Since so many people found and prepared their own foods, built and maintained their own homes and furniture, made their own clothes and had no electricity, idleness and leisure simply weren’t part of culture. Almost all social gatherings had to be structured around a task such as a corn-shucking or a cabin-building. Perhaps the best indicator of this is something Stewart recalled about his grandmother. “What a working woman she was,” he said. “She would never stop. You would never catch her idle. If you wanted to talk with her, she’d get her chair and her knitting or something and set down and knit as hard as she could. She’d be setting there seeding cotton or carding wool or doing something.”

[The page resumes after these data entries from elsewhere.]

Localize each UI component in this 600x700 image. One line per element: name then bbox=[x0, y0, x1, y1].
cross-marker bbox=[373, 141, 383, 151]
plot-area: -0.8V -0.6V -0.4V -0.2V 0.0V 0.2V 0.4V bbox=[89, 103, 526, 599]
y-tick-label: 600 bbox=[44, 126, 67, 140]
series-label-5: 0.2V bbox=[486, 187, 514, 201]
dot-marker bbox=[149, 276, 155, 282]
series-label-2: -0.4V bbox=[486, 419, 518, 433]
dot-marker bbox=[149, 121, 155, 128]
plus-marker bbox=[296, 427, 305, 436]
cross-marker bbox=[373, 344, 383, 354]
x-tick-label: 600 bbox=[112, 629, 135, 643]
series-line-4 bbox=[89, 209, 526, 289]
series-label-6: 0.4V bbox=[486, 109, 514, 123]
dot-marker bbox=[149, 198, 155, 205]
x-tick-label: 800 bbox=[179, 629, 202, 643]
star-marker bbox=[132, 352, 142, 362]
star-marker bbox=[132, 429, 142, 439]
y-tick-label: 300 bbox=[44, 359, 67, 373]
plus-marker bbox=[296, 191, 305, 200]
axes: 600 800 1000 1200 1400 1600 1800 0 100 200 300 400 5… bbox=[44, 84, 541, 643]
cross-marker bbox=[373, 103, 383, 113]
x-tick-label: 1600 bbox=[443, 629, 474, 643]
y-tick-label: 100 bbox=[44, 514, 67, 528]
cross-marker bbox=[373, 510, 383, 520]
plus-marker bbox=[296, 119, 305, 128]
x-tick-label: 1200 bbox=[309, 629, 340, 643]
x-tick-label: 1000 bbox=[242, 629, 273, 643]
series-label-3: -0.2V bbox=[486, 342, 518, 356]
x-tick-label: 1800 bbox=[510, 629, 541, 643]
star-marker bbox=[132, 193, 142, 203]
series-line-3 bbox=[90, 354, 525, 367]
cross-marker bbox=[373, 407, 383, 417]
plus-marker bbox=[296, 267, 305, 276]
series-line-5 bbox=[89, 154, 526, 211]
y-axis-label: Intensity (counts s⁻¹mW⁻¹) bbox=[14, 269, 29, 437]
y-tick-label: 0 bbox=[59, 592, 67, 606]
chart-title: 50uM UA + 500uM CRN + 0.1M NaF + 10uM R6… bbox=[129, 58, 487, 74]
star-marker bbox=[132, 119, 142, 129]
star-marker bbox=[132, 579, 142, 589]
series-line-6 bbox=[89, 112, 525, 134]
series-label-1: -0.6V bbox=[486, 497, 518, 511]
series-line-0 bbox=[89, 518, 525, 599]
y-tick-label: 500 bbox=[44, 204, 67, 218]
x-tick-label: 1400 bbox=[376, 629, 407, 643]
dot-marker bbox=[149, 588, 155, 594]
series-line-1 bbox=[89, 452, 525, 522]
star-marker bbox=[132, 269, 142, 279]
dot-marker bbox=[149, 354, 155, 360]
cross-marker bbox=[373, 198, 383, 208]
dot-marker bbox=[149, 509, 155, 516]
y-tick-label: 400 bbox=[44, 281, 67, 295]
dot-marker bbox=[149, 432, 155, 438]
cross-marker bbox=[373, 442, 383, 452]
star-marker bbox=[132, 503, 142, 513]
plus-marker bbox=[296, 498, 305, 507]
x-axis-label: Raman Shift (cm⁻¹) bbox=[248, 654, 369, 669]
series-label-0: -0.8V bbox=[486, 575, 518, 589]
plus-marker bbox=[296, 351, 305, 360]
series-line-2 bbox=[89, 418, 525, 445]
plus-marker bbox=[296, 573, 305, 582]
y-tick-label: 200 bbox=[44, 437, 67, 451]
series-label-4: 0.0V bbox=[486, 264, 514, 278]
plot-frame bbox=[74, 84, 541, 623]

In the early 1900s, when many people were buried in that part of Tennessee, “somebody would just pick up a rock and set it up (to mark the grave). They never thought of having any lettering cut on it. Ole Lou Trent was the first man I knowed of who had what you’d call a regular tombstone. They put up a rock at his grave and it had his name, his date of birth and all. Why, a lot of people would come down there just to look at that tombstone. They’d never seen one before.” This observation reminds us why we simply do not know where many Tennesseans were buried.
As the best-known cooper in the county, Stewart was often called upon to make coffins, a sad task that sometimes left indelible memories. “They was a Maxey boy come up to my place one time to get me to make a coffin for his twin babies,” Stewart recalled. “We went and got the lumber and I made an awful nice coffin. I made it wide at the shoulder and barely sloped it toward the feet. Made it look real good. I lined the outside with black cloth, and the inside with white cloth, and I got two cotton pillows for it. I’ve thought about that a lot — how them two twin babies looked laying there in that coffin side by side.”
Finally, in spite of what people want to believe, the traditions we now associate with Christmas were not part of the culture that Stewart experienced as a child. “The first Christmas tree ever I knowed of was put up by the Presbyterians who had come in here and built a church house down on Blackwater,” Stewart said. “I’s about 10 years old, and nobody had never seen such before.” And as for presents? “The first present I ever remember Pap getting us for Christmas was a little candy and an orange … I saved that candy and took a little bite off it every once in a while. I don’t know how long it lasted me. And they didn’t have no decorations along back then. That come in later on.”
Alex Stewart died in 1985. Many of those who visit the Museum of Appalachia today regard some of the amazing wooden tools, furniture and toys as his main gift to the world.
I see him differently. The anecdotes, stories and wisdom of Alex Stewart should make us all realize how lucky we have it. To me, that’s a pretty great Christmas gift.